Gimme more of that pro-appeasement triumverate

OK, so I had to look up the word  "triumverate" but nevertheless, it's a great title (but not of my origin)

So I watched a PBS a show called "TURMOIL AND TRIUMPH: THE GEORGE SHULTZ YEARS" which was actually pretty good.  Regan was President during my non-attention years.  I didn't like him, but did not really know why.  Most likely It was because he was a Republican, but some of it had to do with this conservative nonsense that was starting to swell.

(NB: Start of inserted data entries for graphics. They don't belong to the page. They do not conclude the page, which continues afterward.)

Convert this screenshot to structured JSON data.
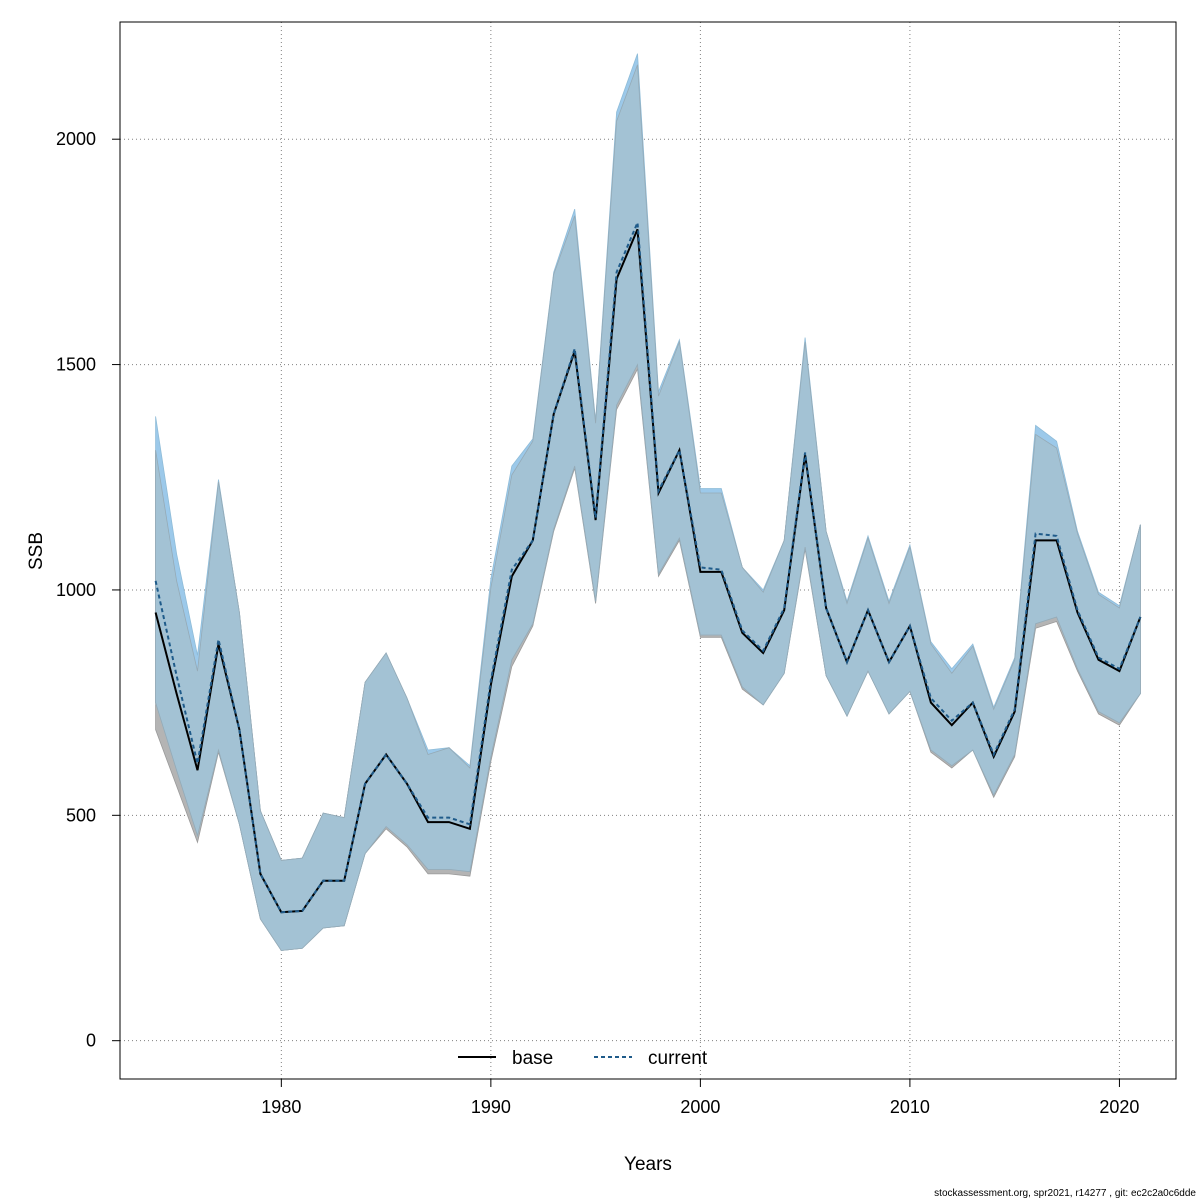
{
  "footer": {
    "text": "stockassessment.org, spr2021, r14277 , git: ec2c2a0c6dde"
  },
  "colors": {
    "base_band": "#b4b4b4",
    "current_band": "#9cc9ea",
    "overlap_band": "#a3c2d4",
    "base_line": "#000000",
    "current_line": "#1f5b8a",
    "grid": "#808080"
  },
  "chart_data": {
    "type": "line",
    "title": "",
    "xlabel": "Years",
    "ylabel": "SSB",
    "xlim": [
      1972.3,
      2022.7
    ],
    "ylim": [
      -85,
      2260
    ],
    "x_ticks": [
      1980,
      1990,
      2000,
      2010,
      2020
    ],
    "y_ticks": [
      0,
      500,
      1000,
      1500,
      2000
    ],
    "grid": true,
    "legend_position": "bottom",
    "x": [
      1974,
      1975,
      1976,
      1977,
      1978,
      1979,
      1980,
      1981,
      1982,
      1983,
      1984,
      1985,
      1986,
      1987,
      1988,
      1989,
      1990,
      1991,
      1992,
      1993,
      1994,
      1995,
      1996,
      1997,
      1998,
      1999,
      2000,
      2001,
      2002,
      2003,
      2004,
      2005,
      2006,
      2007,
      2008,
      2009,
      2010,
      2011,
      2012,
      2013,
      2014,
      2015,
      2016,
      2017,
      2018,
      2019,
      2020,
      2021
    ],
    "series": [
      {
        "name": "base",
        "line_style": "solid",
        "values": [
          950,
          770,
          600,
          880,
          690,
          370,
          285,
          288,
          355,
          355,
          570,
          635,
          570,
          485,
          485,
          470,
          790,
          1030,
          1110,
          1390,
          1530,
          1155,
          1690,
          1800,
          1215,
          1310,
          1040,
          1040,
          905,
          860,
          955,
          1300,
          960,
          840,
          955,
          840,
          920,
          750,
          700,
          750,
          630,
          730,
          1110,
          1110,
          950,
          845,
          820,
          940
        ],
        "lower": [
          690,
          565,
          440,
          640,
          480,
          270,
          200,
          205,
          250,
          255,
          415,
          470,
          430,
          370,
          370,
          365,
          620,
          830,
          920,
          1130,
          1270,
          970,
          1400,
          1490,
          1030,
          1110,
          895,
          895,
          780,
          745,
          815,
          1090,
          810,
          720,
          820,
          725,
          775,
          640,
          605,
          645,
          540,
          630,
          915,
          930,
          820,
          725,
          700,
          770
        ],
        "upper": [
          1310,
          1020,
          820,
          1240,
          950,
          510,
          400,
          405,
          505,
          495,
          795,
          860,
          760,
          635,
          650,
          605,
          1005,
          1255,
          1330,
          1700,
          1830,
          1370,
          2040,
          2165,
          1430,
          1550,
          1215,
          1215,
          1050,
          995,
          1110,
          1550,
          1130,
          970,
          1115,
          970,
          1095,
          880,
          815,
          875,
          735,
          845,
          1345,
          1315,
          1125,
          990,
          960,
          1145
        ]
      },
      {
        "name": "current",
        "line_style": "dashed",
        "values": [
          1020,
          810,
          615,
          890,
          690,
          370,
          285,
          288,
          355,
          355,
          570,
          635,
          570,
          495,
          495,
          480,
          800,
          1045,
          1110,
          1390,
          1535,
          1160,
          1705,
          1815,
          1220,
          1310,
          1050,
          1045,
          910,
          865,
          960,
          1305,
          960,
          840,
          955,
          840,
          920,
          760,
          710,
          750,
          635,
          735,
          1125,
          1120,
          955,
          850,
          825,
          940
        ],
        "lower": [
          750,
          600,
          455,
          645,
          480,
          270,
          200,
          205,
          250,
          255,
          415,
          475,
          435,
          380,
          380,
          375,
          630,
          845,
          925,
          1135,
          1275,
          975,
          1410,
          1500,
          1035,
          1115,
          900,
          900,
          785,
          745,
          815,
          1095,
          810,
          720,
          820,
          725,
          775,
          645,
          610,
          645,
          545,
          635,
          925,
          940,
          825,
          730,
          705,
          770
        ],
        "upper": [
          1385,
          1080,
          855,
          1245,
          950,
          510,
          400,
          405,
          505,
          495,
          795,
          860,
          760,
          645,
          650,
          610,
          1025,
          1275,
          1335,
          1705,
          1845,
          1375,
          2060,
          2190,
          1440,
          1555,
          1225,
          1225,
          1050,
          1000,
          1110,
          1560,
          1130,
          975,
          1120,
          975,
          1100,
          885,
          825,
          880,
          740,
          850,
          1365,
          1330,
          1130,
          995,
          965,
          1145
        ]
      }
    ]
  }
}
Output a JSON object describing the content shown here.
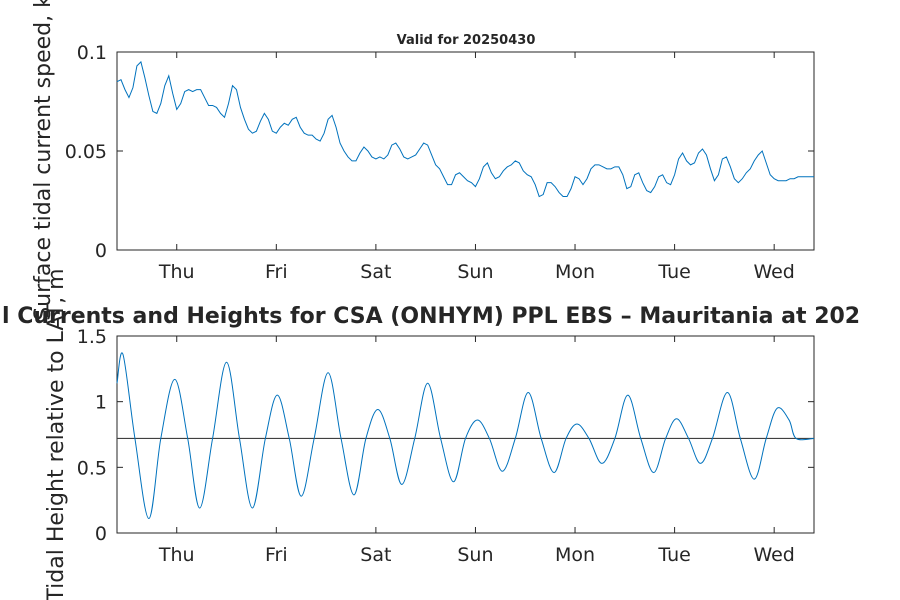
{
  "chart_data": [
    {
      "type": "line",
      "title": "Valid for 20250430",
      "ylabel": "Surface tidal current speed, kn",
      "xlabel": "",
      "ylim": [
        0,
        0.1
      ],
      "yticks": [
        0,
        0.05,
        0.1
      ],
      "ytick_labels": [
        "0",
        "0.05",
        "0.1"
      ],
      "xlim": [
        0,
        7
      ],
      "xtick_positions": [
        0.6,
        1.6,
        2.6,
        3.6,
        4.6,
        5.6,
        6.6
      ],
      "xtick_labels": [
        "Thu",
        "Fri",
        "Sat",
        "Sun",
        "Mon",
        "Tue",
        "Wed"
      ],
      "grid": false,
      "colors": {
        "line": "#0072bd"
      },
      "series": [
        {
          "values": [
            [
              0.0,
              0.085
            ],
            [
              0.04,
              0.086
            ],
            [
              0.08,
              0.081
            ],
            [
              0.12,
              0.077
            ],
            [
              0.16,
              0.082
            ],
            [
              0.2,
              0.093
            ],
            [
              0.24,
              0.095
            ],
            [
              0.28,
              0.087
            ],
            [
              0.32,
              0.078
            ],
            [
              0.36,
              0.07
            ],
            [
              0.4,
              0.069
            ],
            [
              0.44,
              0.074
            ],
            [
              0.48,
              0.083
            ],
            [
              0.52,
              0.088
            ],
            [
              0.56,
              0.079
            ],
            [
              0.6,
              0.071
            ],
            [
              0.64,
              0.074
            ],
            [
              0.68,
              0.08
            ],
            [
              0.72,
              0.081
            ],
            [
              0.76,
              0.08
            ],
            [
              0.8,
              0.081
            ],
            [
              0.84,
              0.081
            ],
            [
              0.88,
              0.077
            ],
            [
              0.92,
              0.073
            ],
            [
              0.96,
              0.073
            ],
            [
              1.0,
              0.072
            ],
            [
              1.04,
              0.069
            ],
            [
              1.08,
              0.067
            ],
            [
              1.12,
              0.074
            ],
            [
              1.16,
              0.083
            ],
            [
              1.2,
              0.081
            ],
            [
              1.24,
              0.072
            ],
            [
              1.28,
              0.066
            ],
            [
              1.32,
              0.061
            ],
            [
              1.36,
              0.059
            ],
            [
              1.4,
              0.06
            ],
            [
              1.44,
              0.065
            ],
            [
              1.48,
              0.069
            ],
            [
              1.52,
              0.066
            ],
            [
              1.56,
              0.06
            ],
            [
              1.6,
              0.059
            ],
            [
              1.64,
              0.062
            ],
            [
              1.68,
              0.064
            ],
            [
              1.72,
              0.063
            ],
            [
              1.76,
              0.066
            ],
            [
              1.8,
              0.067
            ],
            [
              1.84,
              0.062
            ],
            [
              1.88,
              0.059
            ],
            [
              1.92,
              0.058
            ],
            [
              1.96,
              0.058
            ],
            [
              2.0,
              0.056
            ],
            [
              2.04,
              0.055
            ],
            [
              2.08,
              0.059
            ],
            [
              2.12,
              0.066
            ],
            [
              2.16,
              0.068
            ],
            [
              2.2,
              0.062
            ],
            [
              2.24,
              0.054
            ],
            [
              2.28,
              0.05
            ],
            [
              2.32,
              0.047
            ],
            [
              2.36,
              0.045
            ],
            [
              2.4,
              0.045
            ],
            [
              2.44,
              0.049
            ],
            [
              2.48,
              0.052
            ],
            [
              2.52,
              0.05
            ],
            [
              2.56,
              0.047
            ],
            [
              2.6,
              0.046
            ],
            [
              2.64,
              0.047
            ],
            [
              2.68,
              0.046
            ],
            [
              2.72,
              0.048
            ],
            [
              2.76,
              0.053
            ],
            [
              2.8,
              0.054
            ],
            [
              2.84,
              0.051
            ],
            [
              2.88,
              0.047
            ],
            [
              2.92,
              0.046
            ],
            [
              2.96,
              0.047
            ],
            [
              3.0,
              0.048
            ],
            [
              3.04,
              0.051
            ],
            [
              3.08,
              0.054
            ],
            [
              3.12,
              0.053
            ],
            [
              3.16,
              0.048
            ],
            [
              3.2,
              0.043
            ],
            [
              3.24,
              0.041
            ],
            [
              3.28,
              0.037
            ],
            [
              3.32,
              0.033
            ],
            [
              3.36,
              0.033
            ],
            [
              3.4,
              0.038
            ],
            [
              3.44,
              0.039
            ],
            [
              3.48,
              0.037
            ],
            [
              3.52,
              0.035
            ],
            [
              3.56,
              0.034
            ],
            [
              3.6,
              0.032
            ],
            [
              3.64,
              0.036
            ],
            [
              3.68,
              0.042
            ],
            [
              3.72,
              0.044
            ],
            [
              3.76,
              0.039
            ],
            [
              3.8,
              0.036
            ],
            [
              3.84,
              0.037
            ],
            [
              3.88,
              0.04
            ],
            [
              3.92,
              0.042
            ],
            [
              3.96,
              0.043
            ],
            [
              4.0,
              0.045
            ],
            [
              4.04,
              0.044
            ],
            [
              4.08,
              0.04
            ],
            [
              4.12,
              0.038
            ],
            [
              4.16,
              0.037
            ],
            [
              4.2,
              0.033
            ],
            [
              4.24,
              0.027
            ],
            [
              4.28,
              0.028
            ],
            [
              4.32,
              0.034
            ],
            [
              4.36,
              0.034
            ],
            [
              4.4,
              0.032
            ],
            [
              4.44,
              0.029
            ],
            [
              4.48,
              0.027
            ],
            [
              4.52,
              0.027
            ],
            [
              4.56,
              0.031
            ],
            [
              4.6,
              0.037
            ],
            [
              4.64,
              0.036
            ],
            [
              4.68,
              0.033
            ],
            [
              4.72,
              0.036
            ],
            [
              4.76,
              0.041
            ],
            [
              4.8,
              0.043
            ],
            [
              4.84,
              0.043
            ],
            [
              4.88,
              0.042
            ],
            [
              4.92,
              0.041
            ],
            [
              4.96,
              0.041
            ],
            [
              5.0,
              0.042
            ],
            [
              5.04,
              0.042
            ],
            [
              5.08,
              0.038
            ],
            [
              5.12,
              0.031
            ],
            [
              5.16,
              0.032
            ],
            [
              5.2,
              0.038
            ],
            [
              5.24,
              0.039
            ],
            [
              5.28,
              0.034
            ],
            [
              5.32,
              0.03
            ],
            [
              5.36,
              0.029
            ],
            [
              5.4,
              0.032
            ],
            [
              5.44,
              0.037
            ],
            [
              5.48,
              0.038
            ],
            [
              5.52,
              0.034
            ],
            [
              5.56,
              0.033
            ],
            [
              5.6,
              0.038
            ],
            [
              5.64,
              0.046
            ],
            [
              5.68,
              0.049
            ],
            [
              5.72,
              0.045
            ],
            [
              5.76,
              0.043
            ],
            [
              5.8,
              0.044
            ],
            [
              5.84,
              0.049
            ],
            [
              5.88,
              0.051
            ],
            [
              5.92,
              0.048
            ],
            [
              5.96,
              0.041
            ],
            [
              6.0,
              0.035
            ],
            [
              6.04,
              0.038
            ],
            [
              6.08,
              0.046
            ],
            [
              6.12,
              0.047
            ],
            [
              6.16,
              0.042
            ],
            [
              6.2,
              0.036
            ],
            [
              6.24,
              0.034
            ],
            [
              6.28,
              0.036
            ],
            [
              6.32,
              0.039
            ],
            [
              6.36,
              0.041
            ],
            [
              6.4,
              0.045
            ],
            [
              6.44,
              0.048
            ],
            [
              6.48,
              0.05
            ],
            [
              6.52,
              0.044
            ],
            [
              6.56,
              0.038
            ],
            [
              6.6,
              0.036
            ],
            [
              6.64,
              0.035
            ],
            [
              6.68,
              0.035
            ],
            [
              6.72,
              0.035
            ],
            [
              6.76,
              0.036
            ],
            [
              6.8,
              0.036
            ],
            [
              6.84,
              0.037
            ],
            [
              6.88,
              0.037
            ],
            [
              6.92,
              0.037
            ],
            [
              6.96,
              0.037
            ],
            [
              7.0,
              0.037
            ]
          ]
        }
      ]
    },
    {
      "type": "line",
      "title": "l Currents and Heights for CSA (ONHYM) PPL EBS  – Mauritania at 202",
      "ylabel": "Tidal Height relative to LAT, m",
      "xlabel": "",
      "ylim": [
        0,
        1.5
      ],
      "yticks": [
        0,
        0.5,
        1,
        1.5
      ],
      "ytick_labels": [
        "0",
        "0.5",
        "1",
        "1.5"
      ],
      "xlim": [
        0,
        7
      ],
      "xtick_positions": [
        0.6,
        1.6,
        2.6,
        3.6,
        4.6,
        5.6,
        6.6
      ],
      "xtick_labels": [
        "Thu",
        "Fri",
        "Sat",
        "Sun",
        "Mon",
        "Tue",
        "Wed"
      ],
      "grid": false,
      "colors": {
        "line": "#0072bd",
        "reference": "#404040"
      },
      "reference_line": 0.72,
      "series": [
        {
          "values": [
            [
              0.0,
              1.14
            ],
            [
              0.06,
              1.36
            ],
            [
              0.18,
              0.72
            ],
            [
              0.32,
              0.11
            ],
            [
              0.44,
              0.72
            ],
            [
              0.58,
              1.17
            ],
            [
              0.71,
              0.72
            ],
            [
              0.83,
              0.19
            ],
            [
              0.96,
              0.72
            ],
            [
              1.1,
              1.3
            ],
            [
              1.23,
              0.72
            ],
            [
              1.36,
              0.19
            ],
            [
              1.49,
              0.72
            ],
            [
              1.61,
              1.05
            ],
            [
              1.73,
              0.72
            ],
            [
              1.85,
              0.28
            ],
            [
              1.98,
              0.72
            ],
            [
              2.12,
              1.22
            ],
            [
              2.25,
              0.72
            ],
            [
              2.38,
              0.29
            ],
            [
              2.5,
              0.72
            ],
            [
              2.62,
              0.94
            ],
            [
              2.74,
              0.72
            ],
            [
              2.86,
              0.37
            ],
            [
              2.99,
              0.72
            ],
            [
              3.12,
              1.14
            ],
            [
              3.25,
              0.72
            ],
            [
              3.38,
              0.39
            ],
            [
              3.5,
              0.72
            ],
            [
              3.62,
              0.86
            ],
            [
              3.74,
              0.72
            ],
            [
              3.87,
              0.47
            ],
            [
              4.0,
              0.72
            ],
            [
              4.13,
              1.07
            ],
            [
              4.26,
              0.72
            ],
            [
              4.39,
              0.46
            ],
            [
              4.51,
              0.72
            ],
            [
              4.62,
              0.83
            ],
            [
              4.74,
              0.72
            ],
            [
              4.87,
              0.53
            ],
            [
              5.0,
              0.72
            ],
            [
              5.13,
              1.05
            ],
            [
              5.26,
              0.72
            ],
            [
              5.39,
              0.46
            ],
            [
              5.51,
              0.72
            ],
            [
              5.62,
              0.87
            ],
            [
              5.74,
              0.72
            ],
            [
              5.86,
              0.53
            ],
            [
              5.98,
              0.72
            ],
            [
              6.13,
              1.07
            ],
            [
              6.26,
              0.72
            ],
            [
              6.4,
              0.41
            ],
            [
              6.52,
              0.72
            ],
            [
              6.63,
              0.95
            ],
            [
              6.75,
              0.86
            ],
            [
              6.82,
              0.72
            ],
            [
              7.0,
              0.72
            ]
          ]
        }
      ]
    }
  ]
}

I don't know what exactly bothers me so much with the term "conservative".  I think a lot has to do with the attitude of those who wrap themselves in it.  Also, I think there are more than two types of view points out there which is how people who subscribe to this dogma seem to believe.  But mostly it is the fervent adherence to a view of the world that is misguided, narrow-minded, and in most cases wrong.  Still they hold to their rhetoric unwilling to see the world for what it really is.

Regan is given a lot of credit for ending the cold war with the Soviets.  I was told, and believed, that he did this by outspending them on a military buildup.  This is somewhat true, but I heard recently, and this PBS show has now confirmed, that the end of the Cold War had more to do with Mikhail Gorbachev and George Shultz then the gipper himself.  Make no mistake that Regan's ability to trust Gorbachev and listen to his "triumverate" was key to the success.

So the question I have is "are we better off now because of what Regan did with the Soviets? 

I went searching for the George Will comment that was made on the show and in my search I found this on another blog called fabiusmaximus:
 On 8 December 1987, at Reagan’s third summit with Mikhail Gorbachev, they signed the Intermediate-Range Nuclear Forces Treaty (Wikipedia).  This marked the beginning of the end to the cold war, a major step to lifting the threat of global annihilation that had existed for 3 decades.   How did conservatives react to this bold step by their leader?
Excerpt from “The Treaty: Another Sellout”, Howard Phillips (Chairman of The Conservative Caucus; see his bio at Wikipedia), op-ed in the New York Times, 11 December 1987:  America has never been in more danger than now, during the final 13 months of the Reagan administration.  Although neither Ronald Reagan nor George Bush could have come to power without strong conservative support, conservative influence is absent from the top decision-making councils of the executive branch, and conservative policies have been comprehensively abandoned.  President Reagan is little more than the speech reader-in-chief for the pro-appeasement triumverate of Howard Baker, George Shultz and Frank Carlucci.
The center of the administration’s policy is the president’s unfounded assertion that Mikhail S. Gorbachev is “a new kind of Soviet leader” who no longer seeks world conquests. The summit meetings and so-called arms-control treaties are a cover for the treasonous greed of those who manipulate the administration.
And from another.........
Excerpt from George Will’s 1988 book The New Season: “Historians may conclude that it was during this administration that the United States conclusively lost the Cold War.”
So they were wrong, Regan was right to trust Gorbachev.  That's why this conservative nonsense is so wrong.  It leaves no room for anything other than a strict concurrence of ideology, dogma, and orthodoxy to one - and only one - view of the world.

If you tell me we are not better off because of what these men did, then I have a wall I'd like to show you, but i can't, cause it's no longer there.